I will not weary you with the story of how we quarreled in our silly youthful way, and how I went the next Sunday, all uninvited, to Checkshill, and made it worse, and how afterward I wrote a letter that she thought was “lovely,” and mended the matter. Nor will I tell of all our subsequent fluctuations of misunderstanding. Always I was the offender and the final penitent until this last trouble that was now beginning; and in between we had some tender near moments, and I loved her very greatly. There was this misfortune in the business, that in the darkness, and alone, I thought with great intensity of her, of her eyes, of her touch, of her sweet and delightful presence, but when I sat down to write I thought of Shelley and Burns and myself, and other such irrelevant matters. When one is in love, in this fermenting way, it is harder to make love than it is when one does not love at all. And as for Nettie, she loved, I know, not me but those gentle mysteries. It was not my voice should rouse her dreams to passion. . . So our letters continued to jar.
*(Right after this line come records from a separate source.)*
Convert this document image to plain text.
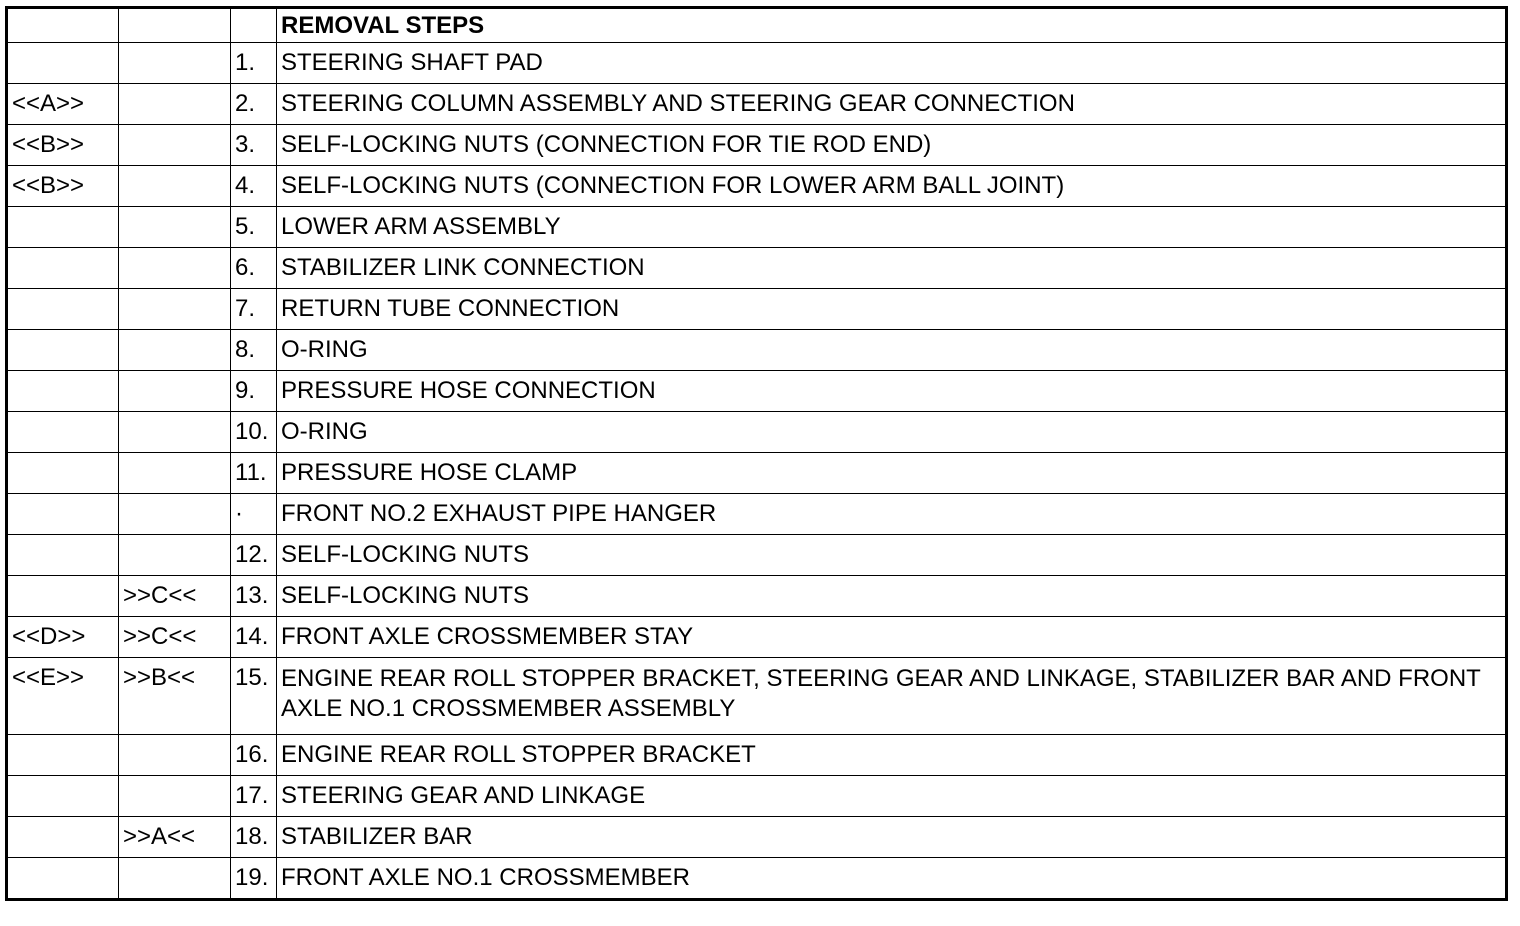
			REMOVAL STEPS
		1.	STEERING SHAFT PAD
<<A>>		2.	STEERING COLUMN ASSEMBLY AND STEERING GEAR CONNECTION
<<B>>		3.	SELF-LOCKING NUTS (CONNECTION FOR TIE ROD END)
<<B>>		4.	SELF-LOCKING NUTS (CONNECTION FOR LOWER ARM BALL JOINT)
		5.	LOWER ARM ASSEMBLY
		6.	STABILIZER LINK CONNECTION
		7.	RETURN TUBE CONNECTION
		8.	O-RING
		9.	PRESSURE HOSE CONNECTION
		10.	O-RING
		11.	PRESSURE HOSE CLAMP
		·	FRONT NO.2 EXHAUST PIPE HANGER
		12.	SELF-LOCKING NUTS
	>>C<<	13.	SELF-LOCKING NUTS
<<D>>	>>C<<	14.	FRONT AXLE CROSSMEMBER STAY
<<E>>	>>B<<	15.	ENGINE REAR ROLL STOPPER BRACKET, STEERING GEAR AND LINKAGE, STABILIZER BAR AND FRONT AXLE NO.1 CROSSMEMBER ASSEMBLY
		16.	ENGINE REAR ROLL STOPPER BRACKET
		17.	STEERING GEAR AND LINKAGE
	>>A<<	18.	STABILIZER BAR
		19.	FRONT AXLE NO.1 CROSSMEMBER
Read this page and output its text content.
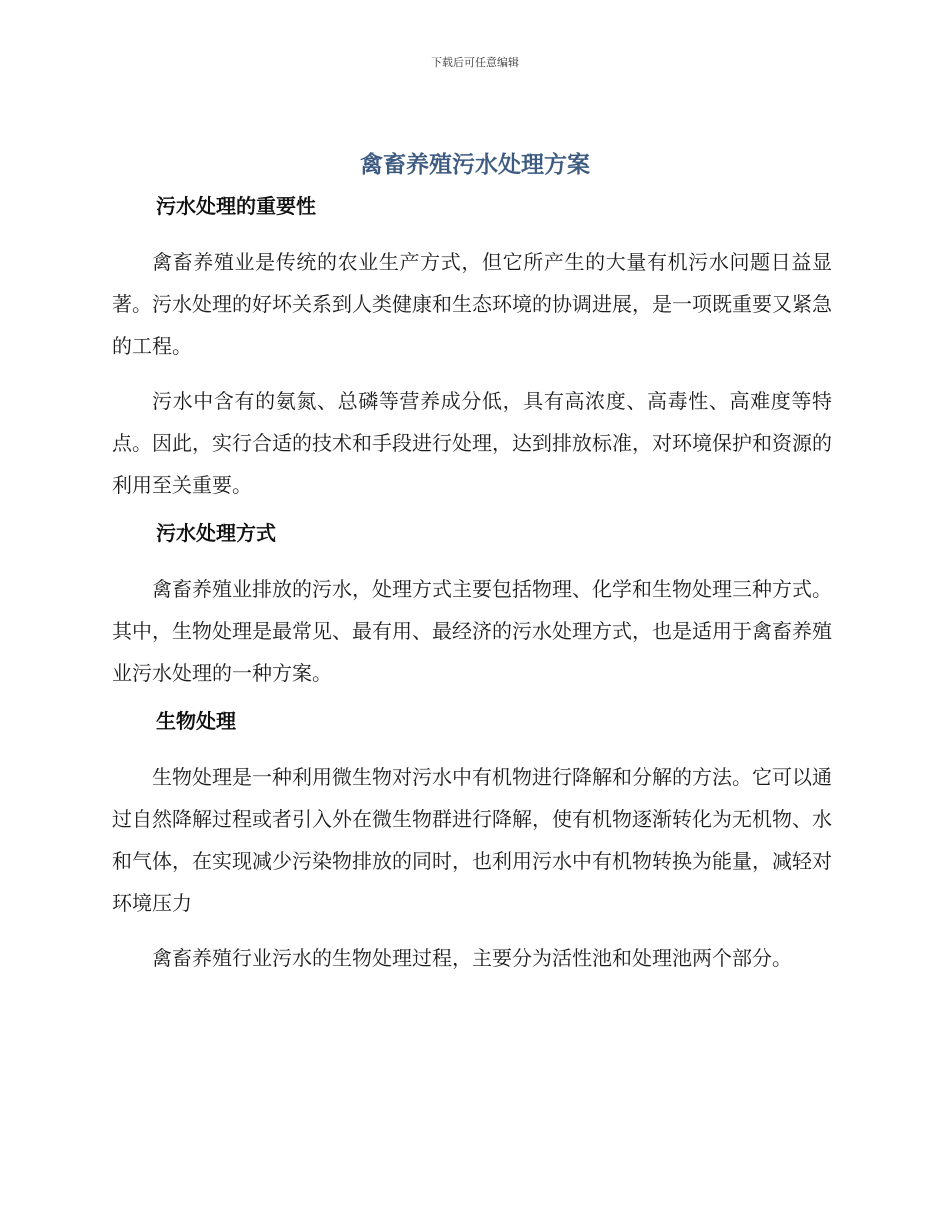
下载后可任意编辑
禽畜养殖污水处理方案
污水处理的重要性

禽畜养殖业是传统的农业生产方式，但它所产生的大量有机污水问题日益显著。污水处理的好坏关系到人类健康和生态环境的协调进展，是一项既重要又紧急的工程。

污水中含有的氨氮、总磷等营养成分低，具有高浓度、高毒性、高难度等特点。因此，实行合适的技术和手段进行处理，达到排放标准，对环境保护和资源的利用至关重要。

污水处理方式

禽畜养殖业排放的污水，处理方式主要包括物理、化学和生物处理三种方式。其中，生物处理是最常见、最有用、最经济的污水处理方式，也是适用于禽畜养殖业污水处理的一种方案。

生物处理

生物处理是一种利用微生物对污水中有机物进行降解和分解的方法。它可以通过自然降解过程或者引入外在微生物群进行降解，使有机物逐渐转化为无机物、水和气体，在实现减少污染物排放的同时，也利用污水中有机物转换为能量，减轻对环境压力

禽畜养殖行业污水的生物处理过程，主要分为活性池和处理池两个部分。
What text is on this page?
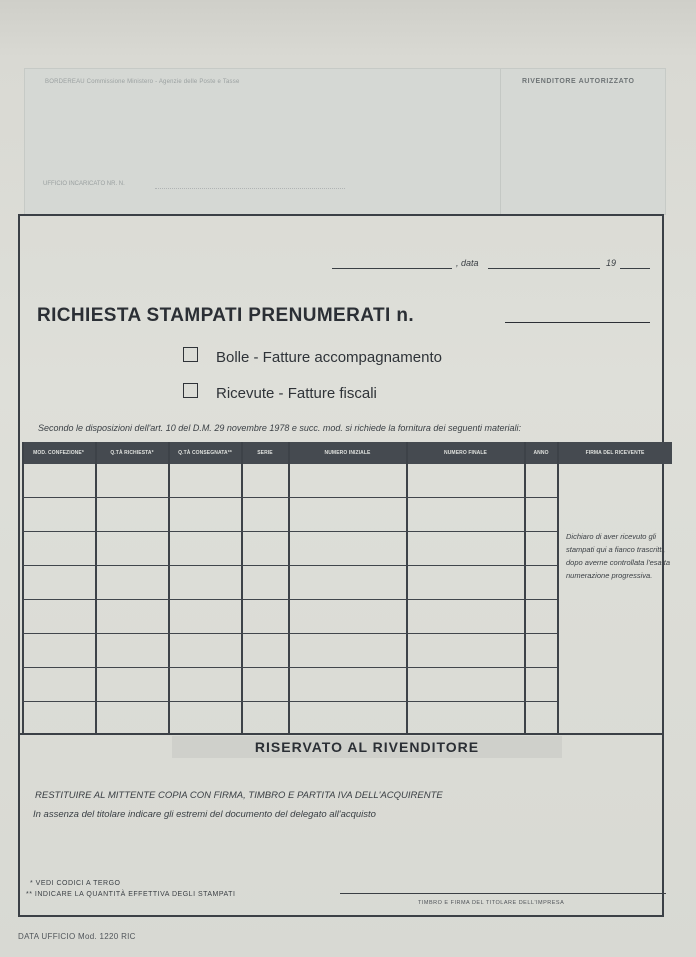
BORDEREAU Commissione Ministero - Agenzie delle Poste e Tasse	RIVENDITORE AUTORIZZATO
UFFICIO INCARICATO NR. N.
, data	19
RICHIESTA STAMPATI PRENUMERATI n.
Bolle - Fatture accompagnamento
Ricevute - Fatture fiscali
Secondo le disposizioni dell'art. 10 del D.M. 29 novembre 1978 e succ. mod. si richiede la fornitura dei seguenti materiali:
MOD. CONFEZIONE*	Q.TÀ RICHIESTA*	Q.TÀ CONSEGNATA**	SERIE	NUMERO INIZIALE	NUMERO FINALE	ANNO	FIRMA DEL RICEVENTE
Dichiaro di aver ricevuto gli stampati qui a fianco trascritti, dopo averne controllata l'esatta numerazione progressiva.
RISERVATO AL RIVENDITORE
RESTITUIRE AL MITTENTE COPIA CON FIRMA, TIMBRO E PARTITA IVA DELL'ACQUIRENTE
In assenza del titolare indicare gli estremi del documento del delegato all'acquisto
* VEDI CODICI A TERGO
** INDICARE LA QUANTITÀ EFFETTIVA DEGLI STAMPATI
TIMBRO E FIRMA DEL TITOLARE DELL'IMPRESA
DATA UFFICIO Mod. 1220 RIC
Then suddenly she wrote me one doubting whether she could ever care for any one who was a Socialist and did not believe in Church, and then hard upon it came another note with unexpected novelties of phrasing. She thought we were not suited to each other, we differed so in tastes and ideas, she had long thought of releasing me from our engagement. In fact, though I really did not apprehend it fully at the first shock, I was dismissed. Her letter had reached me when I came home after old Rawdon’s none too civil refusal to raise my wages. On this particular evening of which I write, therefore, I was in a state of feverish adjustment to two new and amazing, two nearly overwhelming facts, that I was neither indispensable to Nettie nor at Rawdon’s. And to talk of comets!
Where did I stand?
I had grown so accustomed to think of Nettie as inseparably mine—the whole tradition of “true love” pointed me to that—that for her to face about with these precise small phrases toward abandonment, after we had kissed and whispered and come so close in the little adventurous familiarities of the young, shocked me profoundly. I! I! And Rawdon didn’t find me indispensable either. I felt I was suddenly repudiated by the universe and threatened with effacement, that in some positive and emphatic way I must at once assert myself. There was no balm in the religion I had learnt, or in the irreligion I had adopted, for wounded self-love.
Should I fling up Rawdon’s place at once and then in some extraordinary, swift manner make the fortune of Frobisher’s adjacent and closely competitive pot-bank?
The first part of that program, at any rate, would be easy of accomplishment, to go to Rawdon and say, “You will hear from me again,” but for the rest, Frobisher might fail me. That, however, was a secondary issue. The predominant affair was with Nettie. I found my mind thick-shot with flying fragments of rhetoric that might be of service in the letter I would write her. Scorn, irony, tenderness—what was it to be?
“Brother!” said Parload, suddenly.
“What?” said I.
“They’re firing up at Bladden’s iron-works, and the smoke comes right across my bit of sky.”
The interruption came just as I was ripe to discharge my thoughts upon him.
“Parload,” said I, “very likely I shall have to leave all this. Old Rawdon won’t give me a rise in my wages, and after having asked I don’t think I can stand going on upon the old terms anymore. See? So I may have to clear out of Clayton for good and all.”